An examination of the 100-year history of the NHL is a study of evolution. There is the physical change, of course. The league’s first star, Canadiens center Joe Malone, stood 5’10” and a modest 150 pounds; Penguins captain Sidney Crosby, who is not much taller at 5’11”, weighs in at 200. Those physical developments have of course affected the game—the speed, the tenacity, the athleticism. When a rookie Alex Ovechkin picks up the puck from center ice and carries it down the right wing with speed, cuts across and drags around a 6’ 4”, 212-pound defenseman, falls and somehow scores from his back with a one-handed swoop of his stick, that is the quintessentially modern NHL goal.
Along with the physical, advancements in technology have left an imprint as well. Wooden sticks with flat blades have given way to composites with banana curves that let players slingshot pucks with incredible velocity with just a snap of the wrist. Slapshots that approach triple-digit speeds are as real as the welts they’ll leave on a shot-blocking defenseman’s leg. Goalie pads have gotten considerably lighter, and consequently larger, a boon for netminders but no help in the NHL’s contemporary quest for more goals.
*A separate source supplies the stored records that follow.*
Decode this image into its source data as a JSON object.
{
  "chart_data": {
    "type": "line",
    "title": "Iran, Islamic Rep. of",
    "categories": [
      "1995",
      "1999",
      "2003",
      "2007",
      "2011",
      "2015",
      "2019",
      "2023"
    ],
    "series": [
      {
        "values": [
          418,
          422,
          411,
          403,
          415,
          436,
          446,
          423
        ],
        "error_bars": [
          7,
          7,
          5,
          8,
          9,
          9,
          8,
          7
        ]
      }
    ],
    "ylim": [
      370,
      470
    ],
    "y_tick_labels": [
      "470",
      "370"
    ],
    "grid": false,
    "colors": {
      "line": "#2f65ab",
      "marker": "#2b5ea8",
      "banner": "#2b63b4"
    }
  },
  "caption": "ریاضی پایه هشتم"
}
Technology has even changed the way the game is coached. In 1972, Flyers coach Fred Shero hired Mike Nykoluk as the league’s first full-time assistant; 44 years later, most bench bosses have a staff of at least five, including strength coaches, video coordinators and analytics experts.
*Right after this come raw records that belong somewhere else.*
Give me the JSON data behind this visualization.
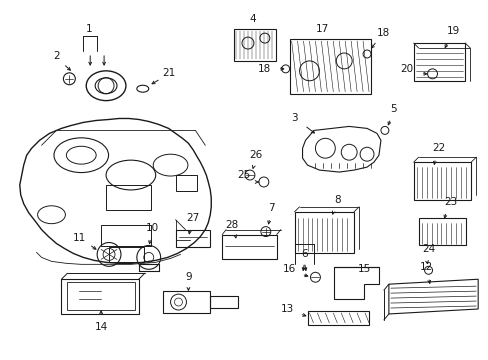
{
  "background_color": "#ffffff",
  "line_color": "#1a1a1a",
  "fig_width": 4.89,
  "fig_height": 3.6,
  "dpi": 100,
  "font_size": 7.5
}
And all these changes to the game and to the league have inevitably revolutionized the way we watch hockey, the way we are fans. We can stream games live on a 5-inch screen on a crowded bus headed to Columbus. We can find the success rate of shots from any square foot area on the ice. We can calculate a goalie’s save percentage in a 5-on-3 penalty kill situation in day games on the road in March, and we can prescribe meaning to such a fact if it bolstered our point in a fiery debate on Twitter.
But while the league has indeed moved figuratively and literally over the last 100 years, it hasn’t always been quick to embrace change, notably holding onto a senseless tradition of violence and largely lacking diversity in its highest ranks. There are, however, old conventions that hockey fiercely clings onto, ones that remind us of what is good in sport—the handshake line at the end of every playoff series, the invariable disregard of the individual over the team, the virtue of sacrifice and the fact that the first hands that lift the Stanley Cup after a championship don’t belong to an owner or a coach but to a player—the captain.
On this, the eve of the NHL’s centennial anniversary, we celebrate not only where the game has been but also where it will go. Over the next several months on this site, SI will look back on the great history of the league—reliving the 17 most iconic moments—and our own relationship to it—opening the SI Vault to bring you our 10 definitive NHL stories. We will rank teams, players, games—perhaps even mullets. We’ll bring you inside the many highs (2017 Stanley Cup coverage) and some of the memorable lows (See: Washington Capitals, 1974-75). We’ll remember how Guy Lefleur flew, how Bobby Orr soared, how the Flyers brawled and one young man from Brantford, Ont., changed it all. We’ll recall the unforgettable moments—the Super Series, the Miracle at Manchester, the Easter Epic—as we all watch in anticipation for the next player, the next game, the next goal to join the canon of hockey lore.
To the NHL, we say, happy birthday; 100 looks good on you.